Le clou de Vermeer, George Orwell et Roland Barthes

L’actuelle exposition Vermeer m’a ramené plusieurs décennies en arrière quand, à plusieurs reprises, je suis allé éprouver des émotions rares au Rijksmuseum d’Amsterdam ou à la Mautitshuis de La Haye. Après une très brève réflexion sur la différence entre un grand peintre et un génie, je livre ici une remarque un peu plus élaborée que je m’étais faite il y a une quarantaine d’années en lisant Orwell et Barthes.

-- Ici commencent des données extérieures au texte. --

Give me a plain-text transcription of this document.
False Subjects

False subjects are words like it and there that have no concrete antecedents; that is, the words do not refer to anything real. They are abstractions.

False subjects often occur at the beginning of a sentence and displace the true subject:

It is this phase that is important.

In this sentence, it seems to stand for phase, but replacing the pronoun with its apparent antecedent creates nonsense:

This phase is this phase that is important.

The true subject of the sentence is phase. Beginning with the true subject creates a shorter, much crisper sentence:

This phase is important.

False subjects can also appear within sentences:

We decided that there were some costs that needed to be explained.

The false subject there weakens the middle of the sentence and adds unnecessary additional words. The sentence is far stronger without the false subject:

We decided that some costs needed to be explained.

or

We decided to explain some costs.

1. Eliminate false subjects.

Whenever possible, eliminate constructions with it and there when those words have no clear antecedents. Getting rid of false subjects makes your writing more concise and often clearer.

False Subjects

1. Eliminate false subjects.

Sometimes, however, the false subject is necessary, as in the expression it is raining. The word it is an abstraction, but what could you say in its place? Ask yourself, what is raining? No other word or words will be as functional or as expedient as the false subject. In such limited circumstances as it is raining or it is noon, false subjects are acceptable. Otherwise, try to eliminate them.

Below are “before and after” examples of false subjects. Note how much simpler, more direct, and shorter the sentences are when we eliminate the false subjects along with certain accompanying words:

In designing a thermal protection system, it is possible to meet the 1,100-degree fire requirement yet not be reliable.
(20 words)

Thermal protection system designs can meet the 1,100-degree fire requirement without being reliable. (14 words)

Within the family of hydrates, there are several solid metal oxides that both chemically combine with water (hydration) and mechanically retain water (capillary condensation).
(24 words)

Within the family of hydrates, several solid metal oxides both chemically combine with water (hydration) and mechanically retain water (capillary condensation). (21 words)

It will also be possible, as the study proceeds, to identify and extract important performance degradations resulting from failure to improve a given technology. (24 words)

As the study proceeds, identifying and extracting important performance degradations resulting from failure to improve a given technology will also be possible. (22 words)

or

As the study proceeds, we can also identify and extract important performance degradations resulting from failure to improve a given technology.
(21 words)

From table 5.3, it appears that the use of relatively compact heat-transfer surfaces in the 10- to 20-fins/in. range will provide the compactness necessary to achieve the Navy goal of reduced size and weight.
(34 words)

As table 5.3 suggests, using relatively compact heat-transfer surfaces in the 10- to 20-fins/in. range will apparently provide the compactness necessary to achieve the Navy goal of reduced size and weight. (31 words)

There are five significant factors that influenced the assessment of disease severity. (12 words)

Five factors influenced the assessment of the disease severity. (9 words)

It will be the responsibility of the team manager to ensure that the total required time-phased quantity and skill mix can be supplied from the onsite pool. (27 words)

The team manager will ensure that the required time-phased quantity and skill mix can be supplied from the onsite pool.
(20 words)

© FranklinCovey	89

Considérons un instant la “Peseuse de perles”. Au sens propre du terme, ce tableau est une composition. On apprécie la manière dont l’artiste a planté son décor : un coin de pièce très délicatement baigné par une lumière diffuse venant, comme toujours dans les intérieurs du maître de Delft, de la gauche ; une table massive sur laquelle repose un velours froissé dont l’artiste a étudié les plis et les reflets avec un soin extrême ; un tableau dans le tableau, immédiatement allégorique – donc chargé de sens, un personnage féminin faisant face à la fenêtre et pesant des perles. On admire la prodigieuse harmonie des couleurs, l’organisation des horizontales, des verticales et des obliques que la silhouette féminine tout en rondeur et en douceur fait oublier peu à peu (la dame est enceinte). Mais le trait de génie de Vermeer dans cette œuvre c’est d’avoir saisi la peseuse au moment précis où le trébuchet se met en équilibre parfait. Le personnage féminin (le terme “personnage” convient particulièrement ici car il est généralement admis que sa peseuse – comme sa “Dentellière” ou sa “Joueuse de guitare” – étaient en fait des amies ou des parentes qu’il déguisait) cligne doucement des yeux, en paix, en harmonie avec lui-même. Mais sur le mur d’en face, il y a un tout petit détail qui brise le très profond silence de ce tableau : un clou avec à sa gauche l’empreinte que ce clou a laissé dans le mur. Et ce clou tombé, ramassé, enfoncé de nouveau fait un fracas épouvantable. Car bien que ne servant à rien, il nous dit néammoins ceci : je suis un pauvre clou, c’est pourquoi ce que vous avez devant les yeux est certes un tableau, donc une œuvre d’imagination, mais elle est peinte d’après le réel. Et le clin d’œil de Vermeer est d’autant plus appuyé que, dans une autre de ses œuvres, “La laitière”, on retrouve ce clou exactement au même endroit mais dans un décor tout autre.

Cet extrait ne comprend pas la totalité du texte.